Clinton sought the assistance of religious leaders to help enact his ongoing goal of “One America” and charged the National Conference for Community and Justice with identifying the work that has been done and still needs to happen regarding racial reconciliation within religious communities.

“It is no longer enough to be quietly anti-racist,” said Sanford Cloud Jr., president and CEO of the New York-based human relations organization. “We must be bold and we must be heard. … Racism is incompatible with God’s intention for humanity.”

Cloud led a summit of 38 leaders in 1998 to determine how to address eradicating racism within individuals, congregations, denominations and the community.

His organization, founded more than 70 years ago as the National Conference of Christians and Jews, plans to publish theological statements about racism and hold a forum next year to help religious leaders make the issue a top priority within their institutions.

“Faith leaders will identify and name racism as a sin, an evil that must be addressed,” he said.

Religious leaders ranging from an Episcopal bishop to a representative of the Baha’i faith told Clinton about some of their plans for focusing on the issue.

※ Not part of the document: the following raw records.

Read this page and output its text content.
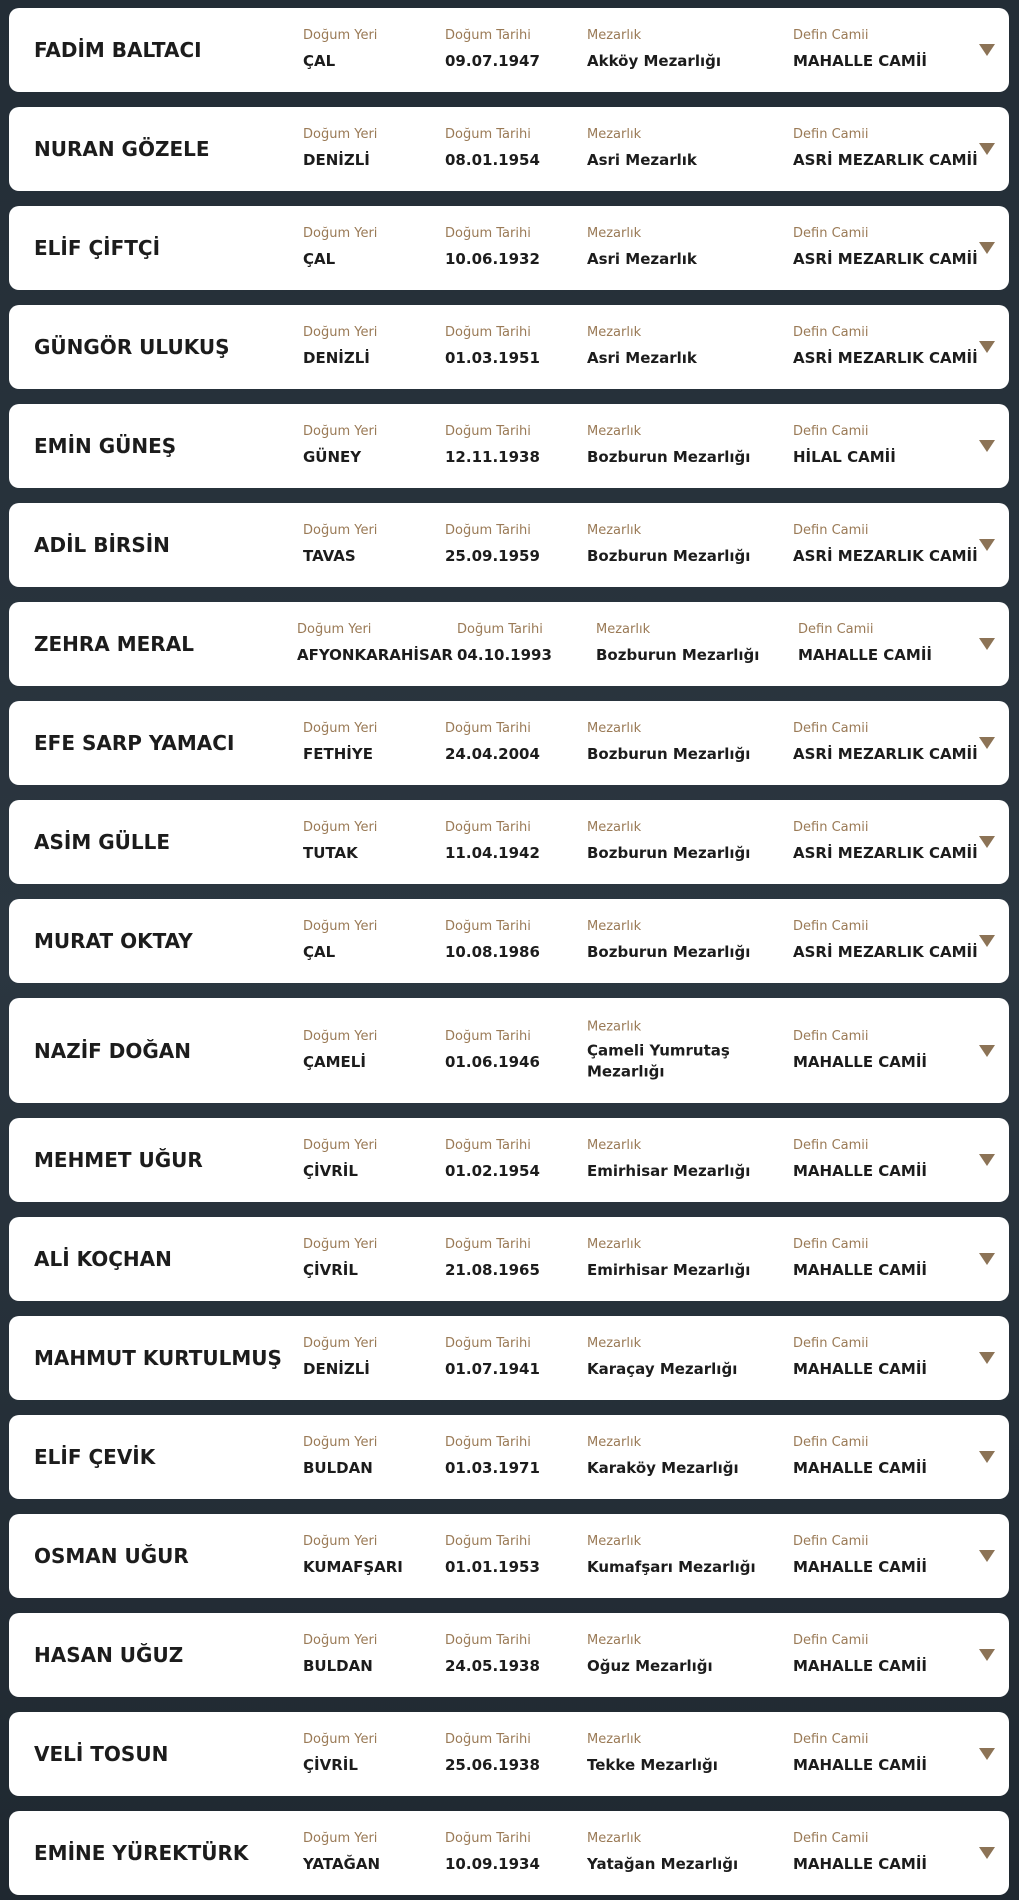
FADİM BALTACI
Doğum Yeri
ÇAL
Doğum Tarihi
09.07.1947
Mezarlık
Akköy Mezarlığı
Defin Camii
MAHALLE CAMİİ
NURAN GÖZELE
Doğum Yeri
DENİZLİ
Doğum Tarihi
08.01.1954
Mezarlık
Asri Mezarlık
Defin Camii
ASRİ MEZARLIK CAMİİ
ELİF ÇİFTÇİ
Doğum Yeri
ÇAL
Doğum Tarihi
10.06.1932
Mezarlık
Asri Mezarlık
Defin Camii
ASRİ MEZARLIK CAMİİ
GÜNGÖR ULUKUŞ
Doğum Yeri
DENİZLİ
Doğum Tarihi
01.03.1951
Mezarlık
Asri Mezarlık
Defin Camii
ASRİ MEZARLIK CAMİİ
EMİN GÜNEŞ
Doğum Yeri
GÜNEY
Doğum Tarihi
12.11.1938
Mezarlık
Bozburun Mezarlığı
Defin Camii
HİLAL CAMİİ
ADİL BİRSİN
Doğum Yeri
TAVAS
Doğum Tarihi
25.09.1959
Mezarlık
Bozburun Mezarlığı
Defin Camii
ASRİ MEZARLIK CAMİİ
ZEHRA MERAL
Doğum Yeri
AFYONKARAHİSAR
Doğum Tarihi
04.10.1993
Mezarlık
Bozburun Mezarlığı
Defin Camii
MAHALLE CAMİİ
EFE SARP YAMACI
Doğum Yeri
FETHİYE
Doğum Tarihi
24.04.2004
Mezarlık
Bozburun Mezarlığı
Defin Camii
ASRİ MEZARLIK CAMİİ
ASİM GÜLLE
Doğum Yeri
TUTAK
Doğum Tarihi
11.04.1942
Mezarlık
Bozburun Mezarlığı
Defin Camii
ASRİ MEZARLIK CAMİİ
MURAT OKTAY
Doğum Yeri
ÇAL
Doğum Tarihi
10.08.1986
Mezarlık
Bozburun Mezarlığı
Defin Camii
ASRİ MEZARLIK CAMİİ
NAZİF DOĞAN
Doğum Yeri
ÇAMELİ
Doğum Tarihi
01.06.1946
Mezarlık
Çameli Yumrutaş Mezarlığı
Defin Camii
MAHALLE CAMİİ
MEHMET UĞUR
Doğum Yeri
ÇİVRİL
Doğum Tarihi
01.02.1954
Mezarlık
Emirhisar Mezarlığı
Defin Camii
MAHALLE CAMİİ
ALİ KOÇHAN
Doğum Yeri
ÇİVRİL
Doğum Tarihi
21.08.1965
Mezarlık
Emirhisar Mezarlığı
Defin Camii
MAHALLE CAMİİ
MAHMUT KURTULMUŞ
Doğum Yeri
DENİZLİ
Doğum Tarihi
01.07.1941
Mezarlık
Karaçay Mezarlığı
Defin Camii
MAHALLE CAMİİ
ELİF ÇEVİK
Doğum Yeri
BULDAN
Doğum Tarihi
01.03.1971
Mezarlık
Karaköy Mezarlığı
Defin Camii
MAHALLE CAMİİ
OSMAN UĞUR
Doğum Yeri
KUMAFŞARI
Doğum Tarihi
01.01.1953
Mezarlık
Kumafşarı Mezarlığı
Defin Camii
MAHALLE CAMİİ
HASAN UĞUZ
Doğum Yeri
BULDAN
Doğum Tarihi
24.05.1938
Mezarlık
Oğuz Mezarlığı
Defin Camii
MAHALLE CAMİİ
VELİ TOSUN
Doğum Yeri
ÇİVRİL
Doğum Tarihi
25.06.1938
Mezarlık
Tekke Mezarlığı
Defin Camii
MAHALLE CAMİİ
EMİNE YÜREKTÜRK
Doğum Yeri
YATAĞAN
Doğum Tarihi
10.09.1934
Mezarlık
Yatağan Mezarlığı
Defin Camii
MAHALLE CAMİİ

The Right Rev. Jane Holmes Dixon, Episcopal suffragan bishop of Washington and the president of the Interfaith Alliance, said the alliance plans to co-sponsor a second series of “Stop the Hate” prayer vigils this October and has begun to spearhead a seminary outreach project.

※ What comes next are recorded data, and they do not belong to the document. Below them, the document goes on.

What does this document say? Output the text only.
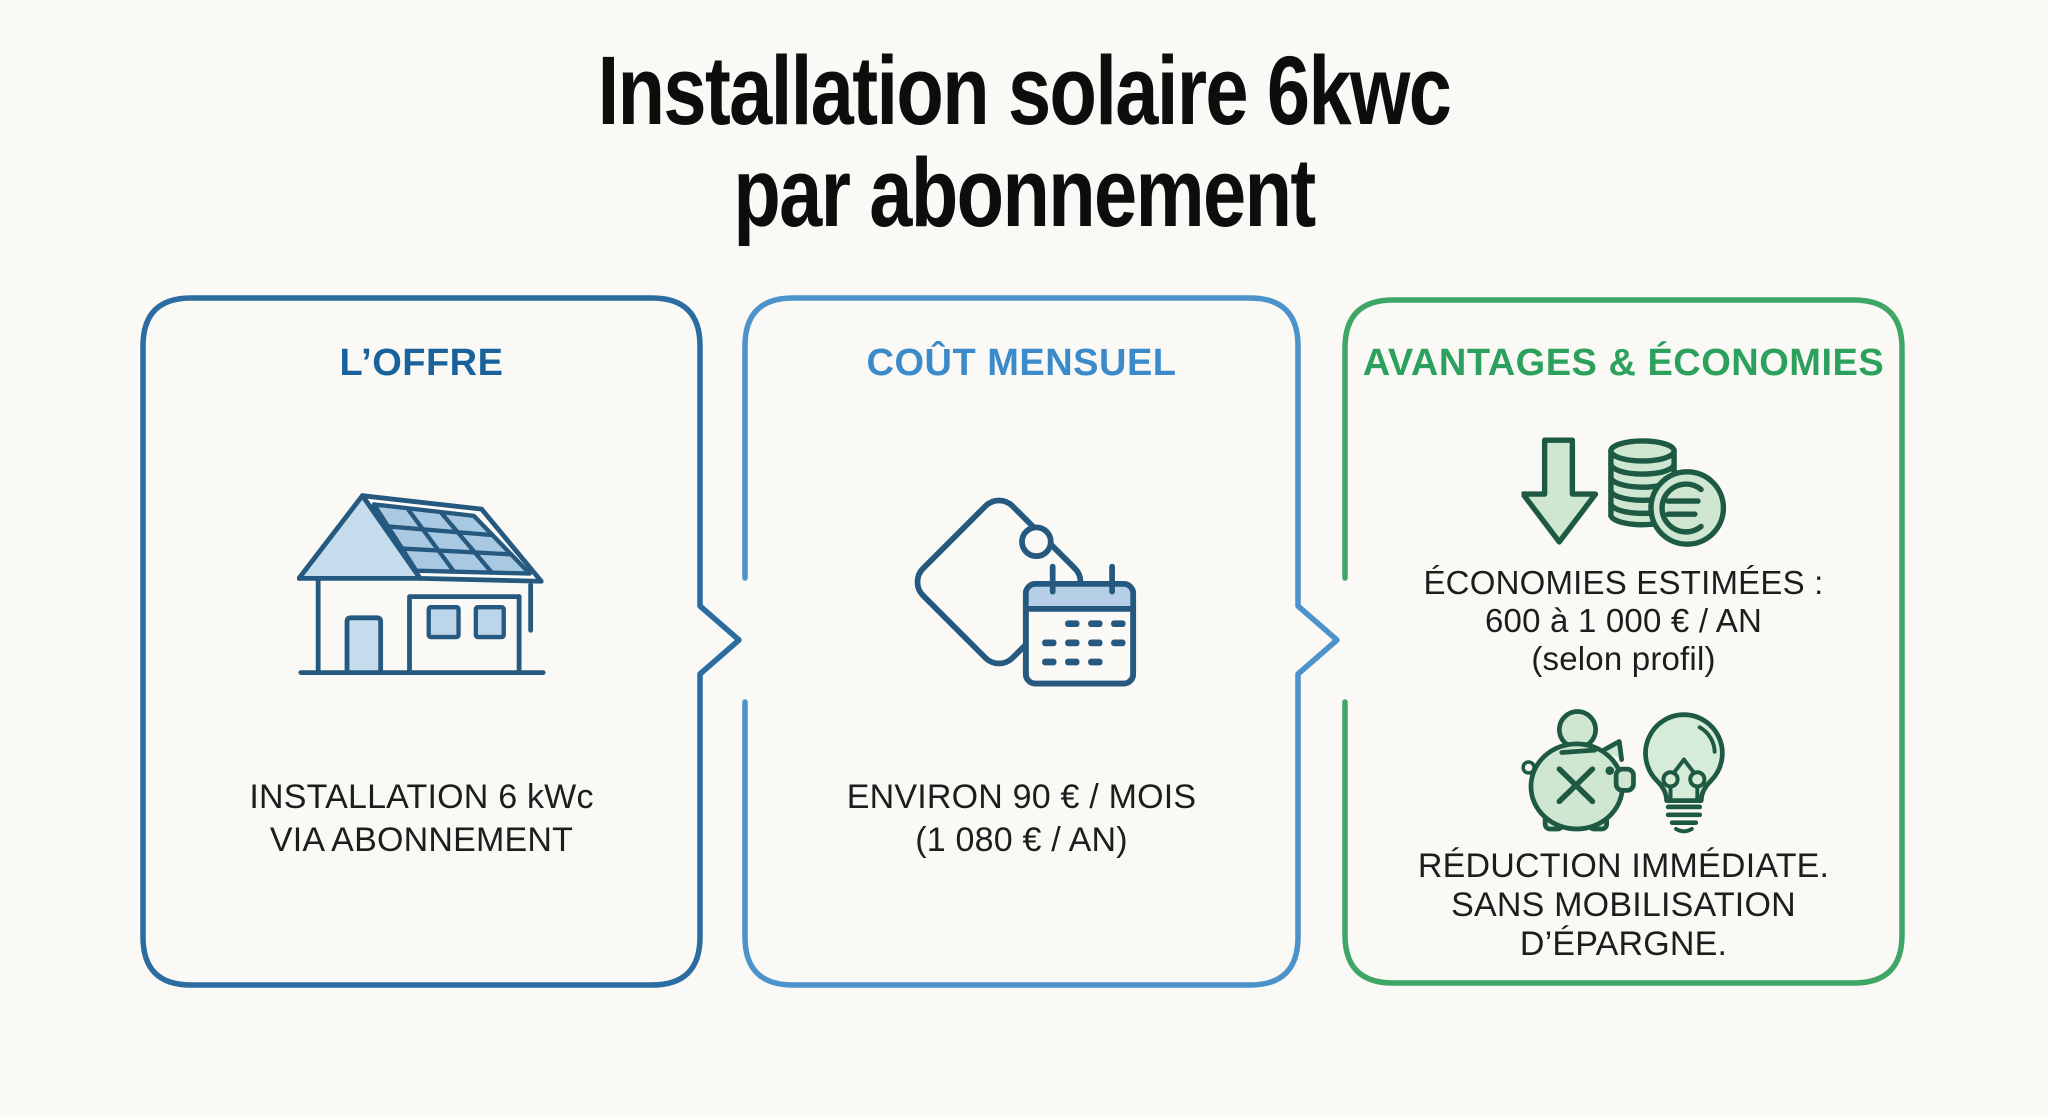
Installation solaire 6kwc
par abonnement
L’OFFRE
INSTALLATION 6 kWc
VIA ABONNEMENT
COÛT MENSUEL
ENVIRON 90 € / MOIS
(1 080 € / AN)
AVANTAGES & ÉCONOMIES
ÉCONOMIES ESTIMÉES :
600 à 1 000 € / AN
(selon profil)
RÉDUCTION IMMÉDIATE.
SANS MOBILISATION D’ÉPARGNE.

“It is our goal to use these dialogues to help all of our nation’s mainline seminaries teach their students the obligation of a religious leader to address race, class, empowerment and power,” she said of the project.

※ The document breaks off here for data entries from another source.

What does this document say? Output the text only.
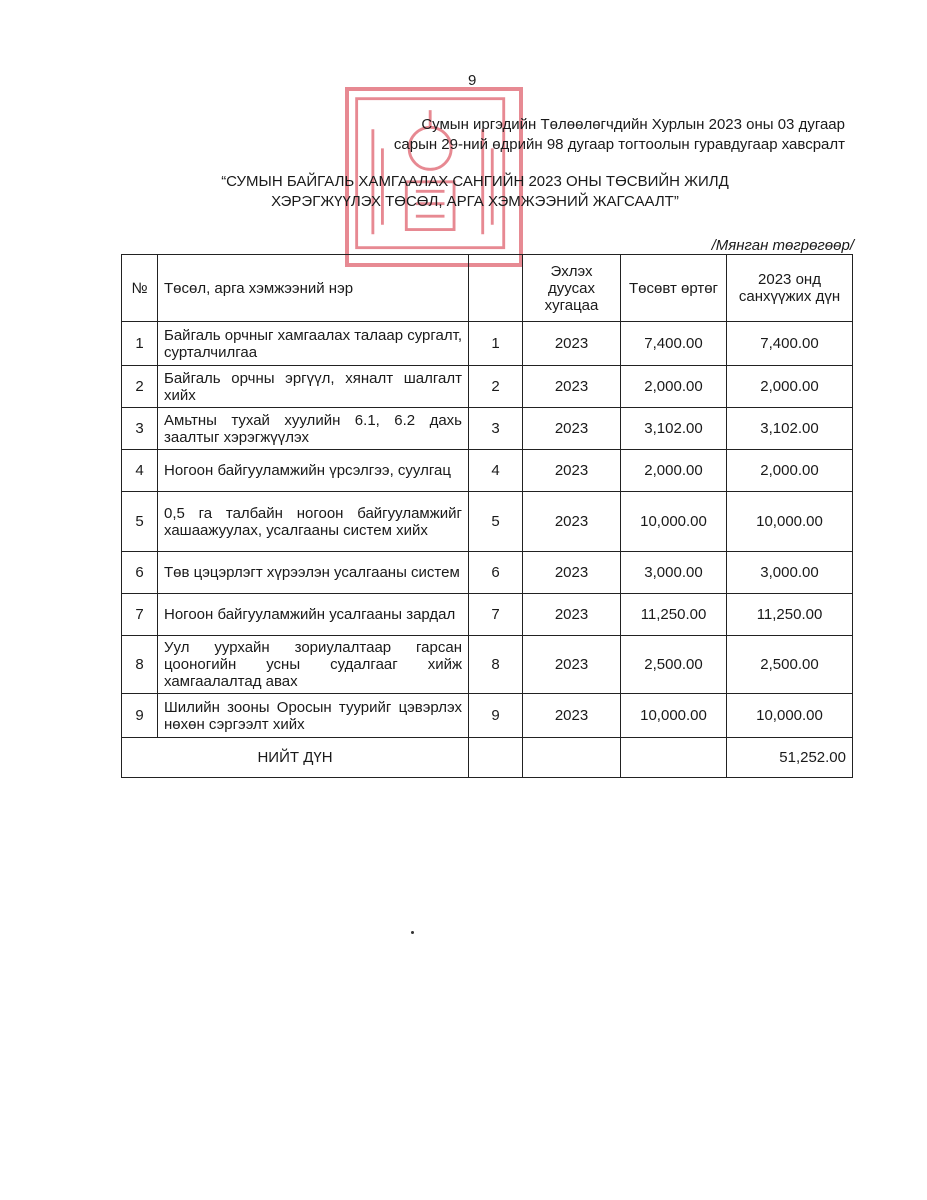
9
Сумын иргэдийн Төлөөлөгчдийн Хурлын 2023 оны 03 дугаар
сарын 29-ний өдрийн 98 дугаар тогтоолын гуравдугаар хавсралт
“СУМЫН БАЙГАЛЬ ХАМГААЛАХ САНГИЙН 2023 ОНЫ ТӨСВИЙН ЖИЛД
ХЭРЭГЖҮҮЛЭХ ТӨСӨЛ, АРГА ХЭМЖЭЭНИЙ ЖАГСААЛТ”
/Мянган төгрөгөөр/
№	Төсөл, арга хэмжээний нэр		Эхлэх дуусах хугацаа	Төсөвт өртөг	2023 онд санхүүжих дүн
1	Байгаль орчныг хамгаалах талаар сургалт, сурталчилгаа	1	2023	7,400.00	7,400.00
2	Байгаль орчны эргүүл, хяналт шалгалт хийх	2	2023	2,000.00	2,000.00
3	Амьтны тухай хуулийн 6.1, 6.2 дахь заалтыг хэрэгжүүлэх	3	2023	3,102.00	3,102.00
4	Ногоон байгууламжийн үрсэлгээ, суулгац	4	2023	2,000.00	2,000.00
5	0,5 га талбайн ногоон байгууламжийг хашаажуулах, усалгааны систем хийх	5	2023	10,000.00	10,000.00
6	Төв цэцэрлэгт хүрээлэн усалгааны систем	6	2023	3,000.00	3,000.00
7	Ногоон байгууламжийн усалгааны зардал	7	2023	11,250.00	11,250.00
8	Уул уурхайн зориулалтаар гарсан цооногийн усны судалгааг хийж хамгаалалтад авах	8	2023	2,500.00	2,500.00
9	Шилийн зооны Оросын туурийг цэвэрлэх нөхөн сэргээлт хийх	9	2023	10,000.00	10,000.00
НИЙТ ДҮН					51,252.00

Robert Henderson, secretary-general of the National Spiritual Assembly of the Baha’is of the United States, said his faith group has worked for close to 100 years on “organized, systemic race-unity campaigns” and more recently has begun an effort to raise “prejudice-free children” that includes curriculums used in Sunday schools nationwide.

“Race unity is not just an imperative for social progress but it is the inevitable next step of human evolution,” he said.

Muslim officials spoke of youth retreats in Nevada addressing diversity and the recent embracing of aspects of mainline Islam by Nation of Islam’s Minister Louis Farrakhan as examples of efforts in Muslim circles to address racism.

Elder Rosa Banks, director of human relations for the North American Division of the Seventh-day Adventist Church, said a four-day race summit last fall for church leaders featured a time of commitment in which “repentance, forgiveness, weeping took place.” Since that summit, Banks acknowledged that some have questioned past instances where the church did not affirm its black members but others have begun holding local summits on race.


Bishop S. Clifton Ives, president of the United Methodist General Commission on Religion and Race, said delegates to the quadrennial General Conference of his denomination in May are expected to vote on changing the constitution to include language about “the sin of racism” and will have a related time of repentance during the meeting.

“The shame is upon us and we will bow in humble repentance for … that sin which has divided us,” said Ives.

Rabbi Kenneth Hain, president of the Rabbinical Council of America, an Orthodox Jewish body, acknowledged that, though there has been work on racial reconciliation by Jewish groups, more should be done.

“As white American Jews, we need to feel a greater sense of obligation that we, thank God, have been successful in this country,” he said.

Clinton and others remarked on the historic role of faith communities in addressing racial issues and the far more diverse range of faiths now involved in anti-racist efforts.

The Thursday gathering also included Buddhists, Hindus and a benediction from the chief of the Wolf Clan of the Mohawk nation.


“Never before has there been such a wide range of diverse faith community leadership to come together and say that we are going to be committed to eliminating racism once and for all in our country in order for us to reach our fullest potential as a nation,” Cloud said in an interview following the summit.